Koreans are famously nonchalant about North Korean nuclear weapons. Bewilderingly to the rest of us, they “keep calm and carry on” whenever Pyongyang threatens to turn Seoul into a “sea of fire”. The South Korean approach to Covid-19 could not have been more different.
On 16 January, the South Korean biotech executive Chun Jong-yoon grasped the reality unfolding in China and directed his lab to work to stem the virus’s inevitable spread; within days, his team developed detection kits now in high demand around the world.
Meanwhile, the South Korean government assumed the virus would hit.
Experience with the 2003 Sars epidemic proved useful: existing governmental units in the ministries of health, welfare and foreign affairs, regional municipalities and the president’s office were mobilised. As a result, South Korea has been effective in controlling the nation’s mortality rate not through travel bans but instead through widespread rigorous quarantine measures and
testing, now even exporting domestically produced test kits – such as the 51,000 diagnostic products sent this week to the United Arab Emirates.
Most importantly, South Korea immediately began testing hundreds of thousands of asymptomatic people, including at drive-through centres.
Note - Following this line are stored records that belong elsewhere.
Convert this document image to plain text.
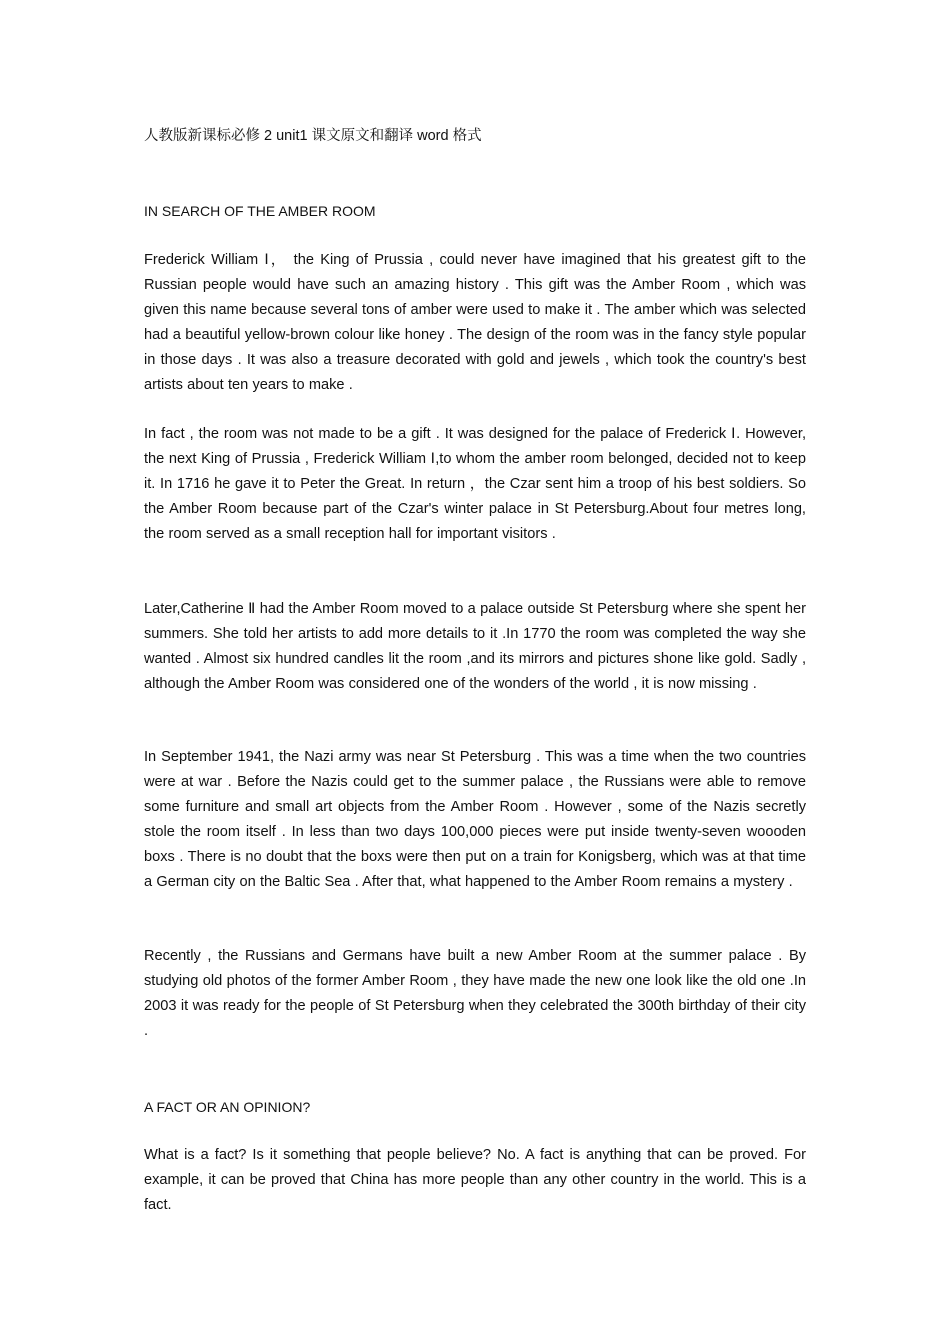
人教版新课标必修 2 unit1 课文原文和翻译 word 格式
IN SEARCH OF THE AMBER ROOM

Frederick William Ⅰ， the King of Prussia , could never have imagined that his greatest gift to the Russian people would have such an amazing history . This gift was the Amber Room , which was given this name because several tons of amber were used to make it . The amber which was selected had a beautiful yellow-brown colour like honey . The design of the room was in the fancy style popular in those days . It was also a treasure decorated with gold and jewels , which took the country's best artists about ten years to make .

In fact , the room was not made to be a gift . It was designed for the palace of Frederick Ⅰ. However, the next King of Prussia , Frederick William Ⅰ,to whom the amber room belonged, decided not to keep it. In 1716 he gave it to Peter the Great. In return ，the Czar sent him a troop of his best soldiers. So the Amber Room because part of the Czar's winter palace in St Petersburg.About four metres long, the room served as a small reception hall for important visitors .

Later,Catherine Ⅱ had the Amber Room moved to a palace outside St Petersburg where she spent her summers. She told her artists to add more details to it .In 1770 the room was completed the way she wanted . Almost six hundred candles lit the room ,and its mirrors and pictures shone like gold. Sadly , although the Amber Room was considered one of the wonders of the world , it is now missing .

In September 1941, the Nazi army was near St Petersburg . This was a time when the two countries were at war . Before the Nazis could get to the summer palace , the Russians were able to remove some furniture and small art objects from the Amber Room . However , some of the Nazis secretly stole the room itself . In less than two days 100,000 pieces were put inside twenty-seven woooden boxs . There is no doubt that the boxs were then put on a train for Konigsberg, which was at that time a German city on the Baltic Sea . After that, what happened to the Amber Room remains a mystery .

Recently , the Russians and Germans have built a new Amber Room at the summer palace . By studying old photos of the former Amber Room , they have made the new one look like the old one .In 2003 it was ready for the people of St Petersburg when they celebrated the 300th birthday of their city .

A FACT OR AN OPINION?

What is a fact? Is it something that people believe? No. A fact is anything that can be proved. For example, it can be proved that China has more people than any other country in the world. This is a fact.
South Korea employed a central tracking app, Corona 100m, that publicly informs citizens of known cases within 100 metres of where they are. Surprisingly, a culture that has often rebelliously rejected authoritarianism has embraced intrusive measures.
On 17 March, a temporary provision entailed a small subsidy of 454,900 South Korean won (£313) a month to cover basic living expenses. The same funding is available to those who are self-isolating, regardless of whether they test positive for the virus. It’s not hugely generous, but provides subsistence for those whose lives are upended by necessary measures such as the ministry of education’s closure of schools.
Other nations would be wise to copy the South Korean model: on 29 February, 700 people tested positive in the primary South Korean outbreak city of Daegu. By 15 March, 41 new cases were reported there.